Desafortunadamente algunas fijaciones llegan para quedarse o más bien dicho, para retenerlas, es entonces cuando se convierten en obsesiones que dominan toda nuestra vida como tema central inclusive en nuestras pláticas.

Hay quien se queda en la etapa infantil de posesividad, otros en la etapa de la adolescente fijación mental de la sexualidad, otros en la de impositiva autoridad, otros en la decadencia o en la inseguridad de la falta de alimentos, otros en sus hobbies tan variados, así como otros en sus odios. En fin, cada cual sabe donde se estanca.

Una de las razones de éste segmento del Evangelio resulta en la intención de demostrar mejores y mayores seguridades para no quedar tan sólo en las dependencias materiales, y para ello tenemos el ejemplo de el aislamiento en la barca mientras están en su travesía hacia su nuevo destino.

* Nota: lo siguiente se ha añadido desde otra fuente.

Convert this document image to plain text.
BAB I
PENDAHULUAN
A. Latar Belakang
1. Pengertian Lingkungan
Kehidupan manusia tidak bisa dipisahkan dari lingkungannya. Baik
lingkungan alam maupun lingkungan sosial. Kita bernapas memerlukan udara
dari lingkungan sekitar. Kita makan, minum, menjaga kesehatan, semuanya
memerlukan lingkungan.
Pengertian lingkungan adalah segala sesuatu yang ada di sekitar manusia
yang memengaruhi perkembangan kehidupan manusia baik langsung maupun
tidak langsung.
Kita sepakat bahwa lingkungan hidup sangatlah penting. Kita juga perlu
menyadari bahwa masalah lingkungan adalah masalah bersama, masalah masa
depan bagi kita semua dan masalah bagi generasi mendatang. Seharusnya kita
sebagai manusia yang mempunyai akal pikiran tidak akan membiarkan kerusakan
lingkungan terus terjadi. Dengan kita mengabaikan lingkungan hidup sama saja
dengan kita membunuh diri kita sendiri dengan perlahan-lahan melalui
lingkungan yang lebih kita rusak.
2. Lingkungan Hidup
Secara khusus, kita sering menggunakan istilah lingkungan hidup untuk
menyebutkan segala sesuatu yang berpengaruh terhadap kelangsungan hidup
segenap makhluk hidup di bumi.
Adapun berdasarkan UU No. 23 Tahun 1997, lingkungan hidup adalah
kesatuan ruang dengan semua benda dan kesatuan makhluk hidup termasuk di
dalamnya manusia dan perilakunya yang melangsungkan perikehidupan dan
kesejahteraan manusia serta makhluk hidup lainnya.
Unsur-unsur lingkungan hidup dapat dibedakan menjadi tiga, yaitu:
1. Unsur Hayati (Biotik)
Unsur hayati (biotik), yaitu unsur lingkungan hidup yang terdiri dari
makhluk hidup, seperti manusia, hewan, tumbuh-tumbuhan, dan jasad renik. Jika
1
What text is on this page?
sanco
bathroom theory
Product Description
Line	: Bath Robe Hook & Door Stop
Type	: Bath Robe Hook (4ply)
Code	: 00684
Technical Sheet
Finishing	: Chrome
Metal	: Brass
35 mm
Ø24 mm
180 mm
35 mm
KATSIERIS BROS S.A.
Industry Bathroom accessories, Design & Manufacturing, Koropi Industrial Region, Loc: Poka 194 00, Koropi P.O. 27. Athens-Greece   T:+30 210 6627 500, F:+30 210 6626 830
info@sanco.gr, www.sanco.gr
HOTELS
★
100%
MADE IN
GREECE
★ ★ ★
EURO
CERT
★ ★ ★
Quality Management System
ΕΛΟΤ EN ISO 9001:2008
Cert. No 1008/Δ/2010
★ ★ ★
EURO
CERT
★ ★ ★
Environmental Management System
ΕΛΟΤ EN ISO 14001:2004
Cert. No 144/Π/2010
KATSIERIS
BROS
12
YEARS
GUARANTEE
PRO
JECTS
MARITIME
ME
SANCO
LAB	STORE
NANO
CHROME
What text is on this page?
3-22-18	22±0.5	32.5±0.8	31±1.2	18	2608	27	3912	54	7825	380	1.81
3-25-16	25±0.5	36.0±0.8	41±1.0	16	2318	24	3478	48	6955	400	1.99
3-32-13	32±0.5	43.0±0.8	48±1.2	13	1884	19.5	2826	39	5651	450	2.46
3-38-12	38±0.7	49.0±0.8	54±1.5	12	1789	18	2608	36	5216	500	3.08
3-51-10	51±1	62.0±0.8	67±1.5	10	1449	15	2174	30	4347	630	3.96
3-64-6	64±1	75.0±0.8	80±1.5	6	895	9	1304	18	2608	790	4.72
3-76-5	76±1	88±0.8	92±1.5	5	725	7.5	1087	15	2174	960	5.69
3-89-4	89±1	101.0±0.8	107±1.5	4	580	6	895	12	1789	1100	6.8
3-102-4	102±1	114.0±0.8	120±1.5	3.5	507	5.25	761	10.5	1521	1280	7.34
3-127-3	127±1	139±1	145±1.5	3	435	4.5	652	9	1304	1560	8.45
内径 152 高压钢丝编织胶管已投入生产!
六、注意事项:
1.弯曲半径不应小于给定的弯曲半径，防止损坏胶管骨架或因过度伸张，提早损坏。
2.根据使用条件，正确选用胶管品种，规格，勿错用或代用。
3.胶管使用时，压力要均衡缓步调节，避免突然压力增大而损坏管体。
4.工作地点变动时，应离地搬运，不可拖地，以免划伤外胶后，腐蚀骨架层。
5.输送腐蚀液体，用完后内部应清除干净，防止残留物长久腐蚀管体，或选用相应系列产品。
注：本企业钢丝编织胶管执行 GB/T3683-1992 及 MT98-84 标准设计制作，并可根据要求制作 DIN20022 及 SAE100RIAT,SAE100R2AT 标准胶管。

Prueba incluso para ellos mismos ya que ante simplemente un olvido de llevar alimento, independientemente de lo importante del proyecto misionero que le sigue, brota la nativa y dominante inseguridad en ese momento de no tener suficiente pan. 

A pesar de las evidencias anteriores, esos temores independiente del testimonio ya presenciado, surge aquello que lo hemos hecho intrínseco y ordinario a nuestro ser, las inseguridades y la ordinaria falta de paz, que con cualquier atisbo de duda brota en su totalidad.

Así solemos reaccionar de igual manera nosotros, pero nunca es tarde revisar que suele dominar nuestra mente y, muy a tiempo estamos de librarnos de dicha carga cuando en realidad ya no es necesaria, confianza y libertad es lo que nos hace más falta.